Ela se virou para pegar leite na geladeira, e Bastien aproveitou o momento para roubar um biscoito. Estava realmente quente e ele começou a soprar, fazendo careta.
— Você é teimoso. Eu avisei.
Ela se aproximou, rindo pela primeira vez desde que havia sido sequestrada. Soprou a boca dele, tentando aliviar a queimadura, e só então percebeu o quão próximos estavam. Bastien a olhava fixamente, e ela podia sentir sua respiração contra a pele. Engoliu seco e deu um passo atrás.
— Aqui. —Serviu um copo de leite e entregou para ele—. Isso vai ajudar.
Ele bebeu em silêncio e depois sorriu.
— Está delicioso.
— Eu sei, fui eu que fiz.
— Você repete muito isso.
— Porque é verdade.

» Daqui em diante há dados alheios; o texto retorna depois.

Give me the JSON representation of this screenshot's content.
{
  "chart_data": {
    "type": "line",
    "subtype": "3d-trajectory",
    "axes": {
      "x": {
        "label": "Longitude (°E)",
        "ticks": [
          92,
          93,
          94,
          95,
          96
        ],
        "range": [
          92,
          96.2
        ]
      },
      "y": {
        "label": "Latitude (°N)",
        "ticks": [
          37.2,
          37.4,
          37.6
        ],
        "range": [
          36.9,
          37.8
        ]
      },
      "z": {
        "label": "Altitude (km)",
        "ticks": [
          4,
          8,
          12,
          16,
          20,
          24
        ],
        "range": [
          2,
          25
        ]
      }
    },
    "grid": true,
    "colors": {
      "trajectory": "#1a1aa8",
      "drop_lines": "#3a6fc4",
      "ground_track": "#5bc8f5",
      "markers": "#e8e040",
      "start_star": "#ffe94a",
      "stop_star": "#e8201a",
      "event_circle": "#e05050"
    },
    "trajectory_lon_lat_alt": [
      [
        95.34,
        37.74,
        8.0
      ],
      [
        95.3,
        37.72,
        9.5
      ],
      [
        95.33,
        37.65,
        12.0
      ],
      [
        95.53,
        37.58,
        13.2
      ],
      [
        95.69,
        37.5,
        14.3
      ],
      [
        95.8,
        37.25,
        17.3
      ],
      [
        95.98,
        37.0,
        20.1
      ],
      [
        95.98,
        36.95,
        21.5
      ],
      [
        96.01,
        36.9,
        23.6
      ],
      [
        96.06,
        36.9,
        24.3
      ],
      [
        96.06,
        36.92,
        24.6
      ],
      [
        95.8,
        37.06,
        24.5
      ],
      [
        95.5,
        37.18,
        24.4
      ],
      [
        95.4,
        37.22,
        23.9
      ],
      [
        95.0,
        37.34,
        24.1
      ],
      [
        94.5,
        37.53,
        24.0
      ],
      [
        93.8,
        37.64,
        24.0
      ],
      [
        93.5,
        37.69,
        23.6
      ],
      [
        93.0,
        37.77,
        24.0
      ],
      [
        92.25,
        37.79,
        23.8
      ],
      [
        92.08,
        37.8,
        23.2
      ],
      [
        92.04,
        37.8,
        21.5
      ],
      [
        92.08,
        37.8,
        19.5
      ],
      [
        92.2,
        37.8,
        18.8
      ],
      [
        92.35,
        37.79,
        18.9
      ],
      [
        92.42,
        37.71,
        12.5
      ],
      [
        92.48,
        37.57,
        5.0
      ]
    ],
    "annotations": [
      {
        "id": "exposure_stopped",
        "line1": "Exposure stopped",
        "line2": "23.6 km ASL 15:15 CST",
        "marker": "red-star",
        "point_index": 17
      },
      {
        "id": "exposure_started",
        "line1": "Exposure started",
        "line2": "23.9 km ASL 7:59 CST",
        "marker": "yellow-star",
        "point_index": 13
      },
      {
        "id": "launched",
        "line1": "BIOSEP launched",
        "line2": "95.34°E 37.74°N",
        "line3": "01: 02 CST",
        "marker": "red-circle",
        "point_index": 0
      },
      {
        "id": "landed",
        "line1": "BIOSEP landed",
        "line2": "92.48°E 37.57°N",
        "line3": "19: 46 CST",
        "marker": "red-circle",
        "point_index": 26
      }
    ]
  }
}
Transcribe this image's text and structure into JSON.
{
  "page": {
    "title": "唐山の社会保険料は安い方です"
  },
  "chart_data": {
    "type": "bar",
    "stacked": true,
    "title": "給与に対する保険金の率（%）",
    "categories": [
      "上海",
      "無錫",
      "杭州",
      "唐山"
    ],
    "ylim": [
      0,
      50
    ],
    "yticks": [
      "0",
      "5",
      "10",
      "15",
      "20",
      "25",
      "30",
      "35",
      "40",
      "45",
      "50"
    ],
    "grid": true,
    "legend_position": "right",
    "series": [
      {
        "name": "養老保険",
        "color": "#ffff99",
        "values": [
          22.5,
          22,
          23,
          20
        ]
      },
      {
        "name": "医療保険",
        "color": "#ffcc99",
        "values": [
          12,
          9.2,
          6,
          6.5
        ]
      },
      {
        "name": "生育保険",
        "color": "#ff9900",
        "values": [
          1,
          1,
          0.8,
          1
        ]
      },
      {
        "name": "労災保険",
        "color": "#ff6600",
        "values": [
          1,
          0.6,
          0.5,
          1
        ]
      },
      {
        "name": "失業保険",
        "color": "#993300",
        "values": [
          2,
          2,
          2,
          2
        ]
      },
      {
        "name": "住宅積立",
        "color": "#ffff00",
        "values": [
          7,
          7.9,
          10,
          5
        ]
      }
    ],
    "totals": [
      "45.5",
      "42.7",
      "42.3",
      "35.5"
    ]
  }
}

Eu cozinho bem.
Bastien pegou outro biscoito e o mergulhou no leite antes de comer. Kate o observava, intrigada.
— Onde você aprendeu a comer assim?
— Muita gente come assim.
— Não. Só uma pessoa fazia isso... —ela murmurou.
Ele desviou o olhar. Sabia a quem ela se referia. Mas não era o momento.
— Como está sua mão?
— Melhor. Só dói quando faço movimentos bruscos.
— Só bobinhos socam paredes, sabia?
— Desculpa... é que você me leva ao limite.
— Você podia ter me socado. Teria doído menos.
Bastien ergueu os olhos, chocado.
— Eu jamais levantaria a mão contra você, Kate. Nunca. Mesmo com raiva. Você... é tudo pra mim.
O silêncio pairou por um instante. Kate desviou o olhar, mas não respondeu. Naquele momento, Lucca entrou na cozinha.
— Biscoitos recém-saídos do forno! —exclamou ao sentir o cheiro. Esticou a mão para pegar um, mas Bastien bateu nela rapidamente.
— São meus!
— Como assim “seus”? Foi a Kate que fez!
Kate, rindo, entregou um biscoito a Lucca.
— Toma, Lucca. Come um antes que o Bastien pegue todos.
— Mmm... estão incríveis!
— Eu sei —ela disse, com um sorrisinho—. Eu que fiz. E tudo que eu faço, faço bem.
— Que humildade... —Lucca provocou.
Bastien não disse nada. Apenas a olhava. Aquela era a Kate que ele conhecia. Orgulhosa, talentosa, brilhante. E mesmo que ela ainda o odiasse —ou dissesse que o odiava— ele sentia que pouco a pouco, algo nela estava mudando.
Kate pegou seu copo de leite e bebeu calmamente.
— Bom, acho que vou voltar pro quarto. Já comi.
— Aonde vai?
— Pro meu quarto. Ainda não me sinto segura.
— A casa é sua. Pode andar por onde quiser. Não precisa se esconder.
— Da última vez que saí do quarto quase fui estuprada. Não quero arriscar.
Bastien se levantou, sério.
— Eu jurei que isso nunca mais aconteceria. E ninguém vai entrar aqui de novo sem minha permissão. Dei ordens claras.
— Vou pensar —disse ela, antes de sair.
Lucca esperou ela desaparecer para pegar outro biscoito. Bastien deu um tapa em sua mão.
— Ei! Eu vi isso!
— Você é um egoísta —respondeu Lucca com a boca cheia—. Ela sorriu pra você, sabia?
Bastien olhou para a tigela de biscoitos, passando o dedo por cima deles como se fossem sagrados.
— Achei que nunca mais comeria biscoitos...
Lucca sorriu.
— E agora ela está cozinhando pra você. Talvez não te odeie tanto assim.
— Ou talvez ela esteja faminta mesmo —respondeu Bastien, mas por dentro... havia uma chama de esperança queimando.